T <- (xDiff - 0) / seDiff
T
## [1] -3.30302
pVal <- pt(T, df=n-1)
pVal
## [1] 0.001441807
  • Since the p-value is less than 0.05, we reject the null hypothesis H0 and conclude that there is strong evidence of a difference in fuel efficiency between manual and automatic transmissions.

5.48 Work hours and education. (PAGE 272)

The General Social Survey collects data on demographics, education, and work, among many other characteristics of US residents.47 Using ANOVA, we can consider educational attainment levels for all 1,172 respondents at once. Below are the distributions of hours worked by educational attainment and relevant summary statistics that will be helpful in carrying out this analysis.

(a) Write hypotheses for evaluating whether the average number of hours worked varies across the five groups.

The difference of ALL averages is equal. \(H_0: \mu_l = \mu_h = \mu_j = \mu_b = \mu_g\)

There is one average that is NOT equal to the other ones \(H_a: \text{ At least one mean is different } \)

(b) Check conditions and describe any assumptions you must make to proceed with the test.

  • The observations are independent within and across groups: Given the nature of the survey, we will assume independence within and across the groups.

  • The data within each group are nearly normal: The box plots do not support nearly normal data within each group.
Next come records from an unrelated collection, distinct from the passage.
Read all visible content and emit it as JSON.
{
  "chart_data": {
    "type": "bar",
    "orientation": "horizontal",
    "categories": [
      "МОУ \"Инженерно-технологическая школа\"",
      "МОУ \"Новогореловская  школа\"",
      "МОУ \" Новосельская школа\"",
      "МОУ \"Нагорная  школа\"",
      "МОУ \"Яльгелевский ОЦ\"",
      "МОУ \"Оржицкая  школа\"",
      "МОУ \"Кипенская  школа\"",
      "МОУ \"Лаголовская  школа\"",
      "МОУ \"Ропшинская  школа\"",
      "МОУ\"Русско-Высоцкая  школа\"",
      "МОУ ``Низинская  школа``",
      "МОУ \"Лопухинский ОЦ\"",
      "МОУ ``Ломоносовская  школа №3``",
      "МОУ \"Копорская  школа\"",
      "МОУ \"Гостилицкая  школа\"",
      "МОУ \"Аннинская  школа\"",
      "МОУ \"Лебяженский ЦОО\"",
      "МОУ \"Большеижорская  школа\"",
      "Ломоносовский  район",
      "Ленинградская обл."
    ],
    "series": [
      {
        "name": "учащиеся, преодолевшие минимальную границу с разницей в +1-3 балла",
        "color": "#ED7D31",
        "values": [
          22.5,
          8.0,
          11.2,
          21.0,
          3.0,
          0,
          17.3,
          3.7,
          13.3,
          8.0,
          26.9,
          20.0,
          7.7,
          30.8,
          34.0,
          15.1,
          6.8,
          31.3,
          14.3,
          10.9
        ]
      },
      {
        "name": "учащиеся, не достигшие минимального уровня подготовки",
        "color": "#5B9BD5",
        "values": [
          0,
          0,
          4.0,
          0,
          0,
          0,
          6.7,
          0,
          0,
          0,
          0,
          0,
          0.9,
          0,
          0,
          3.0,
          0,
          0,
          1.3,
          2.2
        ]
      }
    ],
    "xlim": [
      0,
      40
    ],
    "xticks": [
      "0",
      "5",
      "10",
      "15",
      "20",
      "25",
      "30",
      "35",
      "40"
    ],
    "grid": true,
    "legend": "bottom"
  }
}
Particularly, the Bachelor’s distribution is skewed and has significant outliers. Each group has outliers though other groups appear closer to normally distributed.
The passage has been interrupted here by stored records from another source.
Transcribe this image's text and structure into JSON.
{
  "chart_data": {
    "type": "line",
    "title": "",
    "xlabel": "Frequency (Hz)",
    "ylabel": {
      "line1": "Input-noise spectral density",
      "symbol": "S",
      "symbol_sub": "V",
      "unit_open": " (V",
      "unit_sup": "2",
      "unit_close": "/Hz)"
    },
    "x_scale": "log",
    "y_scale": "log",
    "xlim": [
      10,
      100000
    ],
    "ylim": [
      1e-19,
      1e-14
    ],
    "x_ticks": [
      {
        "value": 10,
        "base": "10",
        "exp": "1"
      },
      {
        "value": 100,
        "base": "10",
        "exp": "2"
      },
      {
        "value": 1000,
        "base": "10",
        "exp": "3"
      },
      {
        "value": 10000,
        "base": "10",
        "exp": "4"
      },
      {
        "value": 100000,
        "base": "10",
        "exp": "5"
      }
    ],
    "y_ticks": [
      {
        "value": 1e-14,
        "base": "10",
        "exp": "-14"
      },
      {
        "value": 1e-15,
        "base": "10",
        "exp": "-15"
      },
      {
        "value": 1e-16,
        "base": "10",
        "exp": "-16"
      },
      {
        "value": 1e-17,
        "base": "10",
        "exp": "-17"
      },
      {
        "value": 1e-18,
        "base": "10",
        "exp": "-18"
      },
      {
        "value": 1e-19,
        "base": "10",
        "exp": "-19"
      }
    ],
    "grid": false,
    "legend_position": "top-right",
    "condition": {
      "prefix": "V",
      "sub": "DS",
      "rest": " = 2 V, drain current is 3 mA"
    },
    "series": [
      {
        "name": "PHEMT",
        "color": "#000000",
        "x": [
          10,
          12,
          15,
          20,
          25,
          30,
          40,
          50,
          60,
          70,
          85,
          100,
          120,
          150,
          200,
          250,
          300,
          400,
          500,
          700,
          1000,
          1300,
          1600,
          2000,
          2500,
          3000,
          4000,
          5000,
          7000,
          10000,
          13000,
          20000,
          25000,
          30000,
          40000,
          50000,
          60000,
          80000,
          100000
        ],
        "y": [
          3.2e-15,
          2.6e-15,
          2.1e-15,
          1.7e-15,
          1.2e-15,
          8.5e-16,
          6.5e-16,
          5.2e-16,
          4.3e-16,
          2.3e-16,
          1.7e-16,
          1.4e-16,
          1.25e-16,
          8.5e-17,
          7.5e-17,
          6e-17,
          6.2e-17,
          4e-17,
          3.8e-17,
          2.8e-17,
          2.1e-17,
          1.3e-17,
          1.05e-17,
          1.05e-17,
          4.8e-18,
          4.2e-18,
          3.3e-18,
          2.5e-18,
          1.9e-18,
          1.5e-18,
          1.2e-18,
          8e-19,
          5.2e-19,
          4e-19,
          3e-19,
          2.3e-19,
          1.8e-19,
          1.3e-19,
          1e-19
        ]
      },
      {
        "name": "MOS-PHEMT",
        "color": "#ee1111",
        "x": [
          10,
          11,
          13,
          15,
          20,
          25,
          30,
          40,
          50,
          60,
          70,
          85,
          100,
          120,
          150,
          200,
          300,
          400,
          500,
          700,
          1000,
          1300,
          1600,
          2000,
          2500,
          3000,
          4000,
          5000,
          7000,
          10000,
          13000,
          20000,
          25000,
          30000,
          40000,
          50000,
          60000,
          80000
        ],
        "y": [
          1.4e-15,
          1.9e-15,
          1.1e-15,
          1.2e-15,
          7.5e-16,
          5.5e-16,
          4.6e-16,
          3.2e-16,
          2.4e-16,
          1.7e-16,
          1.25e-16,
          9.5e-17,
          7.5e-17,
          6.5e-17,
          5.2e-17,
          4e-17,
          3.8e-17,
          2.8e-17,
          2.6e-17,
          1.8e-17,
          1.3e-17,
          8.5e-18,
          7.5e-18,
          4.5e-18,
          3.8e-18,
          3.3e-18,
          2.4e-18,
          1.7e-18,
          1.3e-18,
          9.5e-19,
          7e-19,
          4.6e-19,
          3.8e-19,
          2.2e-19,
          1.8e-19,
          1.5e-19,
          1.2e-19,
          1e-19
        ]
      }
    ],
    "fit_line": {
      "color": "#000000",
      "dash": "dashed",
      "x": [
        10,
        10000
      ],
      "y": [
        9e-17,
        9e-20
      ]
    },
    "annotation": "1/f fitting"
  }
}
  • The variability across the groups is about equal: There is general similarity of variabily, though the Bachelor’s again stands out as deviating.

(c) Below is part of the output associated with this test. Fill in the empty cells.

ANOVA Df Sum Sq Mean Sq F value Pr(>F)
degree ….. ….. 501.54 ….. 0.0682
Residuals ….. 267,382 …..
Total ….. …..

The following R code was used to compute the values:

mu <- c(38.67, 39.6, 41.39, 42.55, 40.85)
sd <- c(15.81, 14.97, 18.1, 13.62, 15.51)
n <- c(121, 546, 97, 253, 155)
data_table <- data.frame (mu, sd, n)
data_table
##      mu    sd   n
## 1 38.67 15.81 121
## 2 39.60 14.97 546
## 3 41.39 18.10  97
## 4 42.55 13.62 253
## 5 40.85 15.51 155
n <- sum(data_table$n)
k <- length(data_table$mu)
n
## [1] 1172
k
## [1] 5
  • Finding degrees of freedom
df <- k - 1
dfResidual <- n - k

# Using the qf function on the Pr(>F) to get the F-statistic:

Prf <- 0.0682
F_statistic <- qf( 1 - Prf, df , dfResidual)

# F-statistic = MSG/MSE

MSG <- 501.54
MSE <- MSG / F_statistic

# MSG = 1 / df * SSG

SSG <- df * MSG
SSE <- 267382

# SST = SSG + SSE, and df_Total = df + dfResidual

SST <- SSG + SSE
dft <- df + dfResidual
dft
## [1] 1171
  • The values have been included in bold in the table below.
ANOVA Df Sum Sq Mean Sq F value Pr(>F)
degree 4 2006.16 501.54 2.188984 0.0682
Residuals 1167 267,382 229.12
Total 1171 269388.16

(d) What is the conclusion of the test? Given the p-value = 0.0682 is greater than 0.05, I conclude that there is not a significant difference between the groups and therefore I don’t reject the null hypothesis.